I've had the honor several times at Michigan to talk to older men, Wolverine athletes, black men who had been asked at times to stay in different hotels or eat in different restaurants "back in the day" when Michigan went to compete down south. Hearing their stories was heartbreaking. What was asked of them was unreasonable. We should never hear such stories again.

Athletes playing college basketball and football have been asking to be paid in some fashion for their part in this billion-dollar industry. To some, that, too, is "unreasonable." People who wanted to ride the bus in Selma and women who wanted to vote or to get paid the same amount have all been called "unreasonable."

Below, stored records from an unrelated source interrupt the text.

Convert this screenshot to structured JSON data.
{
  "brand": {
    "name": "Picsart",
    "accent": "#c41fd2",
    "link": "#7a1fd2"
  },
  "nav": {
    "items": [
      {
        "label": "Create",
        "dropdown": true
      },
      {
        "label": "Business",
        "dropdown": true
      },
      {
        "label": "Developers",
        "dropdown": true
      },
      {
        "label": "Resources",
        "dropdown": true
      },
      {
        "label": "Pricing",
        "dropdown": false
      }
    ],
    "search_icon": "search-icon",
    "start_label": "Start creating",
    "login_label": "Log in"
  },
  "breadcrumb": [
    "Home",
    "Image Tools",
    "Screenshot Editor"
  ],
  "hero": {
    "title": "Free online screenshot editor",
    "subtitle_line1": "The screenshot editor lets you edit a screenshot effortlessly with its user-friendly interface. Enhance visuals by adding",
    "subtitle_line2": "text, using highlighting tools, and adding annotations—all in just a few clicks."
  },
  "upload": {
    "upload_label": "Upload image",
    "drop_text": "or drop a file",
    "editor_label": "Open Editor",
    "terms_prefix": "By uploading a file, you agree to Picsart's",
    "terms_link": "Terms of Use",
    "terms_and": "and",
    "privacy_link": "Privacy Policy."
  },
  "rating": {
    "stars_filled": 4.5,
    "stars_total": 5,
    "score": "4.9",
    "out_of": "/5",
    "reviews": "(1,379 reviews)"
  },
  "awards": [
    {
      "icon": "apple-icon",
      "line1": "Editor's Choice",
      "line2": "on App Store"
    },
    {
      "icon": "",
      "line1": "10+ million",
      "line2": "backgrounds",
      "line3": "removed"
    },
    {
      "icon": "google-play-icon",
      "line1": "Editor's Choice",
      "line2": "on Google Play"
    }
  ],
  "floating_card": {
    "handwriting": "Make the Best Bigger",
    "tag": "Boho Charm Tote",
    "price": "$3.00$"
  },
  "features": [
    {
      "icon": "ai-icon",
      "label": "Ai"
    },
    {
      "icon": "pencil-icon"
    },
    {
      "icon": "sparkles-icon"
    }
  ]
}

It's funny how "unreasonable" usually just means "not in the interest of those in power."

Perhaps it's been "unreasonable" for me to insist I could be an openly gay college coach for the past 25 years. But I did, and people have been supportive. I imagine that my fellow rowing coaches would not think it unreasonable of me if I asked a race scheduled in Indiana to be moved. A pain yes, but not unreasonable.

But if you don't insist on change, it rarely ever happens.

So, perhaps this is a time to be unreasonable. The NCAA, and the universities that comprise it, and the athletic press complex that supports and profits from it should not do the "reasonable" thing, but the right thing.

Find a court the right size. Focus on the game. Focus on doing things the right way. Forget about the hoopla, and make the Final Four about the hoops. Celebrate the equity that comes when two evenly matched teams square off, five-on-five, for a national championship in a place where all ten are welcome, no matter who they might be.

It's the only reasonable solution to a highly unreasonable situation.